Residents and the municipalities they live in will benefit financially by participating in the 2020 U.S. Census that begins on April 1, according to county officials.
It may seem inconsequential to do so, but the short survey that people are asked to take will determine how much of the $900 billion allotted federal dollars Passaic County will receive.
It will also identify the towns, including West Milford, where the money will be sent.
Response to questions such as how many persons reside in a home, and if it is rented or mortgaged, determine the reapportion of the U.S. House of Representatives.
Population figures decide where to allocate the 435 House members in each state.
After the 2010 Census was taken, New Jersey suffered a loss in representation from 13 to 12 house seats in accord with census population figures.
The Passaic County Complete Count Committee formed earlier this year to prepare residents to respond to the 2020 Census.
The commission, headed by Co-Chairs Dr.

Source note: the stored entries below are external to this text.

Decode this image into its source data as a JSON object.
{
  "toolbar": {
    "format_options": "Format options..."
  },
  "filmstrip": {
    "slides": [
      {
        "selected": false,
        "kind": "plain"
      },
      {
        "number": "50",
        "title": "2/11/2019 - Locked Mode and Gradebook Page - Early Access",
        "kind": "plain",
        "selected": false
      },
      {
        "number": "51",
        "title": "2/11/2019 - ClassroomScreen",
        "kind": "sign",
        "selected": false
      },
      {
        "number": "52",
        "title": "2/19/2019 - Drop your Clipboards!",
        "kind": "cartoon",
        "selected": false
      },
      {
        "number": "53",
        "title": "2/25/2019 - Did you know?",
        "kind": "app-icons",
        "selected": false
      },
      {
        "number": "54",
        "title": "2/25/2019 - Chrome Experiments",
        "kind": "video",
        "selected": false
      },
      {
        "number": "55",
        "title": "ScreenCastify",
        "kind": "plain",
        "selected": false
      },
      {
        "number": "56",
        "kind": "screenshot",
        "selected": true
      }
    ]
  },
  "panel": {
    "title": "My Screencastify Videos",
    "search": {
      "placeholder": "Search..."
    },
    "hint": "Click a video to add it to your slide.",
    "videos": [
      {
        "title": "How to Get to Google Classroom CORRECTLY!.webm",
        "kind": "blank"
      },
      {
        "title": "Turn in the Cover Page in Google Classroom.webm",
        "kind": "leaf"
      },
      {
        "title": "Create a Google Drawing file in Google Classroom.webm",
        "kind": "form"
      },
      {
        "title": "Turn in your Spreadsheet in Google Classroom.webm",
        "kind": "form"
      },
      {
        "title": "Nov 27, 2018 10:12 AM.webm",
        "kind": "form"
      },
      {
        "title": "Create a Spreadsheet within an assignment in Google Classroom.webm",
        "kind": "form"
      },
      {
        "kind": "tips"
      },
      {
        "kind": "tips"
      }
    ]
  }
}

Khyati Joshi and Michael Diaz, met on Dec. 18, 2019 to launch and present Passaic County multilingual census videos.
Freeholder Director John Bartlett also met with them.
Bartlett stressed the importance for everyone to know how important it is for them to respond to the census.
He said that by filling out the questionnaire, they are letting the government know how to allocate money over the next decade for education, infrastructure, law enforcement, economic development, social services, among other services.
In 2010, New Jersey was undercounted, according to officials.
The county has what are known as particularly “hard to count” areas in some municipalities, including the City of Paterson and Passaic.
Ethnic minority groups such as Arabic, Bangladeshi, Latinx, and South Asian communities fall under what the census bureau refers to as “HTC” or “Hard to Count” groups.
Videos to try and improve the count have been recorded in these languages and released.
They are a collaborative effort with the Passaic County College Communications Department headed by Professor Walter Behr.
The committee will be reaching out to train county leaders as census ambassadors, provide kiosks where residents can fill out census forms and on line forms to fill out for their household, Joshi said.
Census ambassadors are trained to provide help to persons needing it, and include teachers, child care providers, clergy, doctors, pharmacists and others whose work brings them in contact with hard to count communities, including the elderly and immigrants.